Even worse, sometimes one does not even need to compress the content. Simply specifying some Content-Encoding the firewall does not understand make some firewalls stop scanning at all in the assumption that they would not be able to decompress the content anyway. Thus this works against several products:
HTTP/1.0 200 ok Content-Encoding: foobar ... plain uncompressed malware ...
Reports I've received from the HTTP Evader tool suggest that several different products are affected, among them products which claim to have "Advanced Threat Protection" capabilities. As far as I could attribute the evasion reports to specific products I've contacted the vendors over this and other evasion problems but will not release specific product names for now.
But what I can say is that Sophos UTM which claims to be "The Ultimate Security Package" featuring "Advanced Threat Protection" and which is included in the Gartner Top 10 List of Next Generation Firewalls was affected by this and other problems until I've reported it to them, see Bypassing Malware Scanning in Sophos UTM Web Protection.
A HTTP response consists of a the header and the body. The information which compression is used is contained in the header, while the body contains the compressed content. A typical implementation of firewalls is to just send the body to the antivirus for analysis, same as one would send a file to the antivirus. Because gzip contains an easy to recognize header the antivirus can successfully detect the compression scheme and unpack it for analysis.

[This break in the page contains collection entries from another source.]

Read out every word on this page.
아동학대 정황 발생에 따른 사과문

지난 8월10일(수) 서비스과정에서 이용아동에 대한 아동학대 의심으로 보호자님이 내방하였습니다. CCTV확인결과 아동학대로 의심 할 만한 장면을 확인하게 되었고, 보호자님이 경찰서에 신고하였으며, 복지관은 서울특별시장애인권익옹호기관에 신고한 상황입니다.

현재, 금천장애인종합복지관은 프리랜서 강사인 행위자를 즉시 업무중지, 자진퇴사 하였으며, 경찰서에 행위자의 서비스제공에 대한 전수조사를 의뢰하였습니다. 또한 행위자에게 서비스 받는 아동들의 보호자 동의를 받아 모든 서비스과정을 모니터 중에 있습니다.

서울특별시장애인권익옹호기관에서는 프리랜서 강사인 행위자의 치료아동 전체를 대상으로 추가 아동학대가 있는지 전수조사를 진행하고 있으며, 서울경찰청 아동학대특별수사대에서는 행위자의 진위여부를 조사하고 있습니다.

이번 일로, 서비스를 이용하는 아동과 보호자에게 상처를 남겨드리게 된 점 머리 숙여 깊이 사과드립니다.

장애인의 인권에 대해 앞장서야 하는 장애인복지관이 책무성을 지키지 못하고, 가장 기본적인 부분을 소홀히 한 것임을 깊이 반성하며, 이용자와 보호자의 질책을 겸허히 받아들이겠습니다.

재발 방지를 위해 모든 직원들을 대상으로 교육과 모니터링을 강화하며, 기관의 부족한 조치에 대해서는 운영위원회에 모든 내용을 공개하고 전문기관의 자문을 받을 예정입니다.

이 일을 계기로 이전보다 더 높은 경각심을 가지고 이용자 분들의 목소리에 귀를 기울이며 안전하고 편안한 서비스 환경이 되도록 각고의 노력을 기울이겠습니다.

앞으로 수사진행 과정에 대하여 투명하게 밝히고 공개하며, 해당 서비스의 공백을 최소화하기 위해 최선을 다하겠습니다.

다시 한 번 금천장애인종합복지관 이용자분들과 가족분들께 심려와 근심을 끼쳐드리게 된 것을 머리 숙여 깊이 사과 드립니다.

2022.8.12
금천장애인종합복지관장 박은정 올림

Deflate does not have such a typical header but instead the compressed content looks mostly random. Thus the antivirus cannot detect that the content is compressed by itself. Instead the antivirus would need to be informed about this or it would be necessary to decompress the content before sending it to the antivirus.
I can just guess that the authors of the firewall are either simply not aware that there are two deflate schemes or that they think it is only worth to implement the one supported by all browsers. Because no sane web developer would use a compression which is not available in all browsers. Unfortunatly attackers don't follow this idea and might be happily use an attack which does work with most but not all browsers.

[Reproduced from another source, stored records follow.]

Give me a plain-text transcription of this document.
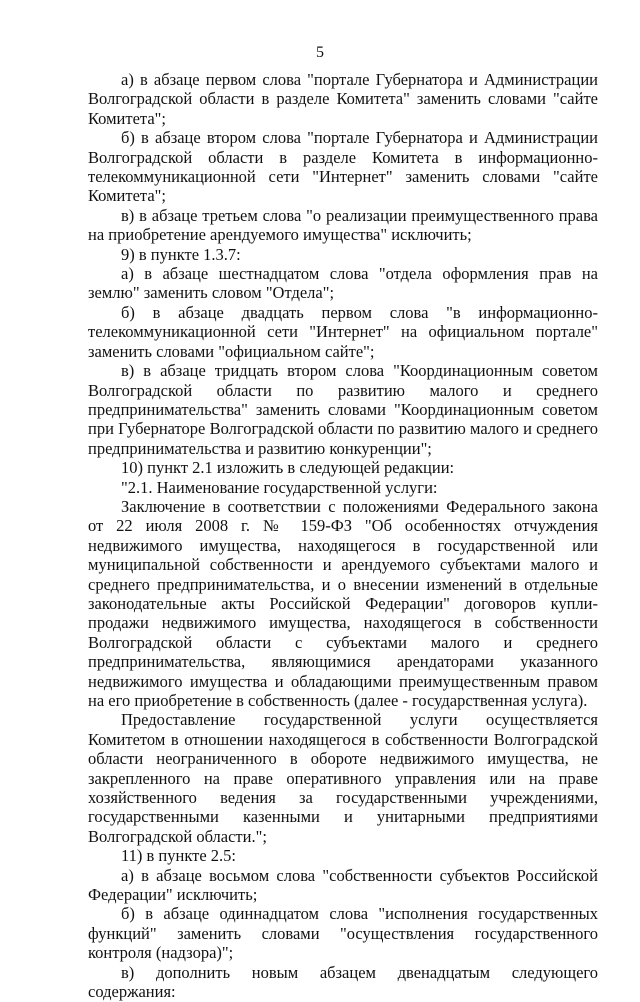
5

а) в абзаце первом слова "портале Губернатора и Администрации Волгоградской области в разделе Комитета" заменить словами "сайте Комитета";

б) в абзаце втором слова "портале Губернатора и Администрации Волгоградской области в разделе Комитета в информационно-телекоммуникационной сети "Интернет" заменить словами "сайте Комитета";

в) в абзаце третьем слова "о реализации преимущественного права на приобретение арендуемого имущества" исключить;

9) в пункте 1.3.7:

а) в абзаце шестнадцатом слова "отдела оформления прав на землю" заменить словом "Отдела";

б) в абзаце двадцать первом слова "в информационно-телекоммуникационной сети "Интернет" на официальном портале" заменить словами "официальном сайте";

в) в абзаце тридцать втором слова "Координационным советом Волгоградской области по развитию малого и среднего предпринимательства" заменить словами "Координационным советом при Губернаторе Волгоградской области по развитию малого и среднего предпринимательства и развитию конкуренции";

10) пункт 2.1 изложить в следующей редакции:

"2.1. Наименование государственной услуги:

Заключение в соответствии с положениями Федерального закона от 22 июля 2008 г. № 159-ФЗ "Об особенностях отчуждения недвижимого имущества, находящегося в государственной или муниципальной собственности и арендуемого субъектами малого и среднего предпринимательства, и о внесении изменений в отдельные законодательные акты Российской Федерации" договоров купли-продажи недвижимого имущества, находящегося в собственности Волгоградской области с субъектами малого и среднего предпринимательства, являющимися арендаторами указанного недвижимого имущества и обладающими преимущественным правом на его приобретение в собственность (далее - государственная услуга).

Предоставление государственной услуги осуществляется Комитетом в отношении находящегося в собственности Волгоградской области неограниченного в обороте недвижимого имущества, не закрепленного на праве оперативного управления или на праве хозяйственного ведения за государственными учреждениями, государственными казенными и унитарными предприятиями Волгоградской области.";

11) в пункте 2.5:

а) в абзаце восьмом слова "собственности субъектов Российской Федерации" исключить;

б) в абзаце одиннадцатом слова "исполнения государственных функций" заменить словами "осуществления государственного контроля (надзора)";

в) дополнить новым абзацем двенадцатым следующего содержания:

That's actually what some products do. They strip any compression schemes which they don't support from the Accept-Encoding header in the browsers request in the hope that the standard conforming server will then not use this compression scheme. But hope is not enough because the attacker can either run it's own server or provide compressed content by simply using some PHP as shown in Hiding Malware in Plain Sight From Online Scanners.

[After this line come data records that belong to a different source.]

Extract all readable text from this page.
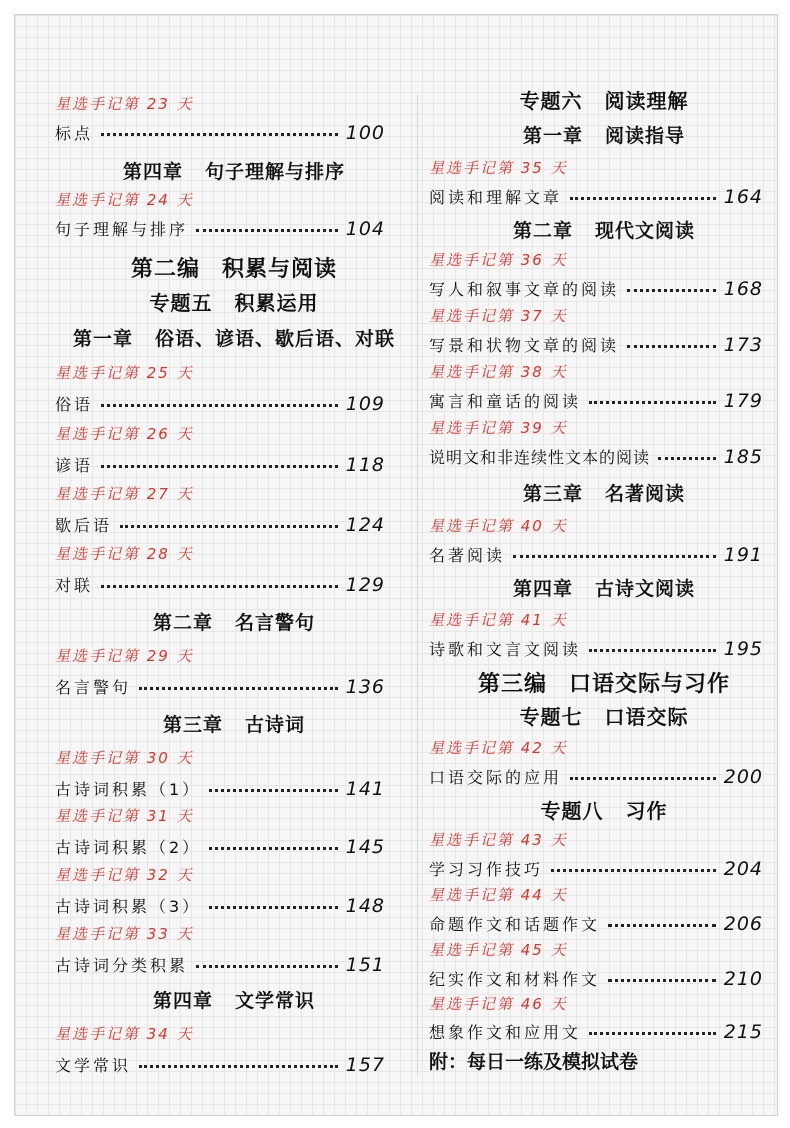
星选手记第 23 天
标点	100
第四章 句子理解与排序
星选手记第 24 天
句子理解与排序	104
第二编 积累与阅读
专题五 积累运用
第一章 俗语、谚语、歇后语、对联
星选手记第 25 天
俗语	109
星选手记第 26 天
谚语	118
星选手记第 27 天
歇后语	124
星选手记第 28 天
对联	129
第二章 名言警句
星选手记第 29 天
名言警句	136
第三章 古诗词
星选手记第 30 天
古诗词积累（1）	141
星选手记第 31 天
古诗词积累（2）	145
星选手记第 32 天
古诗词积累（3）	148
星选手记第 33 天
古诗词分类积累	151
第四章 文学常识
星选手记第 34 天
文学常识	157
专题六 阅读理解
第一章 阅读指导
星选手记第 35 天
阅读和理解文章	164
第二章 现代文阅读
星选手记第 36 天
写人和叙事文章的阅读	168
星选手记第 37 天
写景和状物文章的阅读	173
星选手记第 38 天
寓言和童话的阅读	179
星选手记第 39 天
说明文和非连续性文本的阅读	185
第三章 名著阅读
星选手记第 40 天
名著阅读	191
第四章 古诗文阅读
星选手记第 41 天
诗歌和文言文阅读	195
第三编 口语交际与习作
专题七 口语交际
星选手记第 42 天
口语交际的应用	200
专题八 习作
星选手记第 43 天
学习习作技巧	204
星选手记第 44 天
命题作文和话题作文	206
星选手记第 45 天
纪实作文和材料作文	210
星选手记第 46 天
想象作文和应用文	215
附：每日一练及模拟试卷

Thus a sane firewall should not just hope and trust the server but actually check that the compression was not used. But, all of these firewalls seem to assume that a bad bad hacker would still adhere to noble standards and don't verify that no compression was used. This is actually the same error ZScaler URL checker and Comodo Web Inspector do, since they blindly trust the server to not deliver compressed content just because they don't show compression support in the request, see Hiding Malware in Plain Sight From Online Scanners.
While gzip is by far the most used compression method tests with the Alexa top 10.000 servers shows there are actually servers out there which use the deflate method for innocent data. Thus simply concluding that the site is malicious because it uses deflate will not be possible.
Since it should be obvious that you could not trust the marketing of the vendor you should better check yourself if these Advanced Threat Protection claims are just bragging. If you are behind some firewall claiming to detect malware then all you need is a browser and then follow the instructions to test against the HTTP Evader tool.